Fu mirabil cosa che i comuni italiani non vacillassero allorchè Annibale fece loro così chiaramente conoscere la superiorità dei Cartaginesi e la fallacia del soccorso dei Romani; ma per quanto tempo si poteva attendere dai medesimi che dovessero tollerare un duplice peso di guerra, e lasciarsi spogliare al cospetto delle truppe romane e dei propri contingenti?

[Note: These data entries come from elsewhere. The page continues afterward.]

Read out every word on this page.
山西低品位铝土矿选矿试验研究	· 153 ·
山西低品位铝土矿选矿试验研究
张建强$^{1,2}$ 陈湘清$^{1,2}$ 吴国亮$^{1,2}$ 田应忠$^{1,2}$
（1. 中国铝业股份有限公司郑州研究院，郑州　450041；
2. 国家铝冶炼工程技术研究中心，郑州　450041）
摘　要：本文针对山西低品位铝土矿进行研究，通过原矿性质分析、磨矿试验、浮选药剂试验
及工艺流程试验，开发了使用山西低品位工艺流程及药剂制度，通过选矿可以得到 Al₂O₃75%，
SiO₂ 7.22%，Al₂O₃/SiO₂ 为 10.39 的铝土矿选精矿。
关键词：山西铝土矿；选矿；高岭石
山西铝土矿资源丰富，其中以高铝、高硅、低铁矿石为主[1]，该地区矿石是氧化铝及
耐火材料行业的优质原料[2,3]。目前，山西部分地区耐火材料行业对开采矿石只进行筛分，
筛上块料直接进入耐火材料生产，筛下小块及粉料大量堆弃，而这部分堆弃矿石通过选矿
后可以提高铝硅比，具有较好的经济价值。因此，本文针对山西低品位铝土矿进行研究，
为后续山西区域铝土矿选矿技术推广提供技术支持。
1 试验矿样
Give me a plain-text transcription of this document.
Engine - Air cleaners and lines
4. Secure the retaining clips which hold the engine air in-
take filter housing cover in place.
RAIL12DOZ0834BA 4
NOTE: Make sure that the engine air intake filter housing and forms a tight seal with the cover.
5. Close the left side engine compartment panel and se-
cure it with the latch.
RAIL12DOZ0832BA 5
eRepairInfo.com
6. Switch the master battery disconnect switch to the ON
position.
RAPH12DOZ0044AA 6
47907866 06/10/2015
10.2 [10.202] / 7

Quanto all'esercito romano non si poteva dire che la sua condizione obbligasse il suo generale ad un simile modo di guerreggiare; esso si componeva bensì, in parte, di milizie chiamate recentemente sotto le armi, ma il nerbo era però composto dalle sperimentate legioni di Rimini, e, lungi dall'essere avvilito dalle ultime sconfitte, esso si sentiva irritato dal poco onorevole compito che il suo capitano «lacchè di Annibale» gli assegnava, e chiedeva ad alta voce di venir condotto contro il nemico.
Nei comizi si venne a scene tremende contro il vecchio ostinato; i suoi avversari politici, con a capo Marco Terenzio Varrone, ottennero il sopravvento e, di concerto coi soldati malcontenti e coi possessori dei beni saccheggiati, fecero passare un plebiscito contrario alla costituzione ed al buon senso, in forza del quale la dittatura – che aveva per scopo di togliere l'inconveniente della divisione del supremo comando quando la patria era in pericolo – veniva accordata tanto a Quinto Fabio quanto a Marco Minucio che era stato fino allora suo luogotenente[4]. Per tal modo l'esercito romano, la cui pericolosa divisione in due corpi era stata per l'appunto saviamente eliminata, fu non solo diviso, ma alla testa delle due metà furono posti due condottieri che seguivano evidentemente piani di guerra affatto diversi.
Quinto Fabio si attenne, come era naturale, più che mai alla sistematica sua prudenza; Marco Minucio, credendosi obbligato a giustificare il suo titolo dittatoriale sul campo di battaglia, attaccò troppo precipitosamente e con poche forze il nemico, ma ne sarebbe uscito col capo rotto se il suo collega, accorso a tempo con un corpo di truppe fresche non avesse impedito un maggiore disastro.
Quest'ultimo indirizzo delle cose giustificò in certo qual modo il sistema della resistenza passiva. In realtà Annibale aveva ottenuto in questa campagna tutto ciò che si poteva ottenere colle armi; nè l'avversario impetuoso, nè quello circospetto poterono impedirgli alcuna operazione essenziale, ed il suo approvvigionamento, sebbene non senza difficoltà, era pure riuscito così bene che il suo esercito attendato presso Geronio passò l'inverno senza il minimo disagio. Non fu il «Temporeggiatore» che salvò Roma, ma la salda compagine della sua federazione, e forse non meno l'odio nazionale degli occidentali contro l'uomo di razza fenicia.